Ruff and cofounder Gypsy Mamba, government name Darius Giurar, set out to never let green taint the unlimited color wheel at there disposable, compiled by so many talents with varying taste. No, the two governing powers of the operation never had current trends or clearly visible pathways to success and stardom in mind.
“If somebody wants to make an album with nothing but lo-fi beats on it, and do some real beat head type stuff, then we’ll support that, push it as far as we do a footwork album, or as far as we’ll push an album that has more trap influence, or more of an electronica influence.”
Artists have unabashedly thrown musical classifications to the wind for eons now, but we’ve stepped into a new era of genre-bending that receives a heightened level of acceptance, a newfound tolerance and wider appreciation for experimentation. Such a welcoming, all-inclusive outlook towards creative styles is an unspoken pillar of Rootnote, and could lead to the outfit’s good fortune. And as the future of purchased music becomes more and more grim, Ruff’s attitude towards money couldn’t be more befitting of the times: “I wasn’t trying to get rich off of making good music, or even make a living off of making music. It was a passion of mine that I could never avoid. I would always make music… the whole goal is to make music that impacts people.”

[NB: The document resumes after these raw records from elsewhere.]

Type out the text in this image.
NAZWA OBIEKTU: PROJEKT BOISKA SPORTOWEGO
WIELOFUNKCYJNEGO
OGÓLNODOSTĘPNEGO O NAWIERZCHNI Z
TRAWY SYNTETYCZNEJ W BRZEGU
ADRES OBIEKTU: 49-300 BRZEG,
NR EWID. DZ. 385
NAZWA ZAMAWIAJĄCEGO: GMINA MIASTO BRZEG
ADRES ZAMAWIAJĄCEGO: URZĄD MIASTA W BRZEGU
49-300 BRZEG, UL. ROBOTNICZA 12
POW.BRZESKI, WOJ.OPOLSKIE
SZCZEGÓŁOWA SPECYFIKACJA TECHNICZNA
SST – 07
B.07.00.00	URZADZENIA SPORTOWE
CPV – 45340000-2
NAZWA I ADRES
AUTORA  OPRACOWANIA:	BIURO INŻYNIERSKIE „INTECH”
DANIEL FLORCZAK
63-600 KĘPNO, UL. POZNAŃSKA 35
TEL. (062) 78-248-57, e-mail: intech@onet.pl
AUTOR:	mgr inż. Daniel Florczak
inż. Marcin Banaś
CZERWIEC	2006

When speaking about Six Deep, Draft’s voice swells with pride, his authentic smile somehow audible: “I know it sounds cheesy, but I was really impressed with everybody’s track. Everybody carved out their own little piece of space on that compilation, and no one fell behind on it.”

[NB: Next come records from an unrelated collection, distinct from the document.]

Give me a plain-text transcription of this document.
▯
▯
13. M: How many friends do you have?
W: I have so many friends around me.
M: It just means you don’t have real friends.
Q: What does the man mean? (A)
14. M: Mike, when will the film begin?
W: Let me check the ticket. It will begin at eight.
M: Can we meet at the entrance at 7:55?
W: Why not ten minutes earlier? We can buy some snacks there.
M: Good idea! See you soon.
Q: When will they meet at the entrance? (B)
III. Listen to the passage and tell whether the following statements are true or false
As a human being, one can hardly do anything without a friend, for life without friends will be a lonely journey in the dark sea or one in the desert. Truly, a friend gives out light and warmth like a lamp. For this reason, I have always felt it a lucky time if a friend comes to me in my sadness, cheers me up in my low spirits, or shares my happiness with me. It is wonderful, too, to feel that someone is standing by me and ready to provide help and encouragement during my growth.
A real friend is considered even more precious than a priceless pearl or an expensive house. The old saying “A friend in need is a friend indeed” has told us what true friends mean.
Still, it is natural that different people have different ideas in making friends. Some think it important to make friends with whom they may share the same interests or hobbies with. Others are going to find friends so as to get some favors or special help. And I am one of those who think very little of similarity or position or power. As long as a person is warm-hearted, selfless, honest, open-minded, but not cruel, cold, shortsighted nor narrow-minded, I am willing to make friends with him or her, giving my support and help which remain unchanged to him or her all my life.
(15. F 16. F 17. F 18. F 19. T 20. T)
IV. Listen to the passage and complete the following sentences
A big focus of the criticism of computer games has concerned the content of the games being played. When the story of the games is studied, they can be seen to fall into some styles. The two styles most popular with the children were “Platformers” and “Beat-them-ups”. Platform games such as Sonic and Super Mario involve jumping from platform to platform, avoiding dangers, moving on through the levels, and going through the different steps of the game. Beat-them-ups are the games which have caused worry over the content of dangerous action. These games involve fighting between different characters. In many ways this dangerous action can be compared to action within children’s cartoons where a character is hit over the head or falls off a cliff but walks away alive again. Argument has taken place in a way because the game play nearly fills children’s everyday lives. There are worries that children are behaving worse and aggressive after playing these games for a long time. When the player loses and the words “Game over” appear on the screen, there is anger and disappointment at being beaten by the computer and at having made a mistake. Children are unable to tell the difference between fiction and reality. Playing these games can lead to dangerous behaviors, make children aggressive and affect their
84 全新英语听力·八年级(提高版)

His praise, though biased, is unsurprising. In an era where some might consider patience an archaic trait, all 20 members of the Collective joined forces to organically assemble a 20-track album. Somehow, it works. More often than not, the marvelous music flows from one composition to another like water whipping down a sloping mountainside. From Philippe Edison’s jazz-inspired “Time Remembered” to Brock Berrigan’s flute-fluttering, chiptune-laced “The Night Is Young,” every record deserves a play and then some. Plenty of people clicking away seem to agree.
“Our Soundcloud has been growing… We’ve had people keep asking us if we’ve been around for years. I’m like, ‘No man, we’ve been around for a little over six months now,'” Ruff says with a laugh, humbly adding, “I couldn’t have predicted the response and support that we’d get, I couldn’t have predicted that. It’s been tremendous. Really blessed for people to receive the music.”
Draft never foresaw the onslaught of support he and the Collective would accumulate. Thousands of Soundcloud plays, fans and followers later, a gathering spawned by a communal love for the art of music has the potential to become something even bigger. Does this internet-enabled, Brainfeeder-inspired band of brothers possess the know-how and good fortune to become the next Soulection? That verdict will arise in due time; until then, get back to the Root and enjoy the movement.